Okay, fudging a bit on the whole play on words thing – horse gram is a sort of bean or lentil that isn’t used much outside of Indian cooking. I doubt that the real thing is available here. I went with the closest thing I could find, which were those little white beans with the black dot… cowpeas I think we called them when I was growing up. Here they call them porotos tapes, which is more or less an insult, tape being more or less the equivalent of a “f*ing dirt poor Indian”. Interestingly, Henry tells me that in Perú they call them porotos castillos, or “castle beans”, which clearly reflects a different social perspective. I sauteed chopped onions, a couple of hot chilies, and mustard seed in a little oil until lightly browned, then added the beans (soaked overnight and then drained), and I used the whey from making the ricotta below, but water or stock would be fine, plus a little additional water to fill the pot. Brought to a simmer and cooked until the beans were done. Meanwhile I made a paste (in the blender) of onion, garlic, ginger, coriander and cumin seed with just enough water to make the paste. I semi-pureed the soup with the hand blender and added the paste to it, just cooking it for about 15 minutes longer to incorporate the flavors. Salt to taste and served with a drizzle of mustard-turmeric oil for color.

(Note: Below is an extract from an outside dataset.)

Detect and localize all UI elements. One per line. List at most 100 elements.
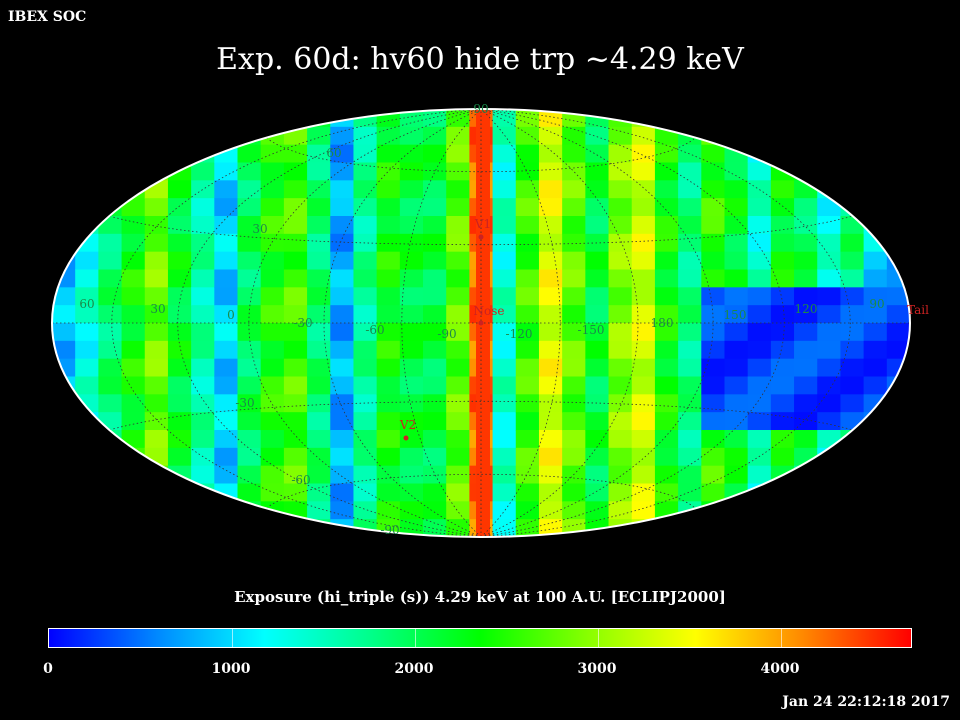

Mackerel stuffed rocoto peppers

I needed to get in at least one play on words in Spanish, and luckily, it turned out to be one that works in both Spanish and English. Horse mackerel, normally in Spanish called jurel or surel, is here also called caballa, looking like the feminine of horse, or caballo. It was more or less out of the blue that I thought of stuffing rocoto peppers with some sort of mackerel mixture (cooked and flaked mackerel, rice, onion, tomato, green olives, hard boiled eggs, flavored with vinegar, sugar, salt, hot yellow pepper puree, cumin, salt and pepper). The peppers need to be seeded and de-veined and then blanched 2-3 times to soften them and temper the heat a little – a few of them were still a bit hot for some of the guests, but most ate them with gusto, as did we.

Horseradish crusted Grouper with Anchovy Mustard Polenta

I’d been thinking along the lines of fish already, so kept going – grouper fillets crusted with horseradish (3 parts breadcrumbs, 1 part freshly grated horseradish, some dried basil, salt, pepper, and enough butter to make a crumbly paste), baked in the oven, and placed atop polenta flavored with sauteed shallots, mashed anchovies, a little dijon mustard, and finished with cream. The presentation needs work, but the flavor combination was great.

Carob Orange Blossom Cheesecake

We had to get to the impatiens at some point – while the flowers are edible, they don’t really have any flavor to speak of, and they’re just coming into bloom, so not even all that interesting for some sort of presentation. I decided to just go with the flower idea, and made fresh ricotta cheesecake flavored with carob powder, orange juice, and orange blossom water. Not the finest cheesecake I’ve made, but quite good.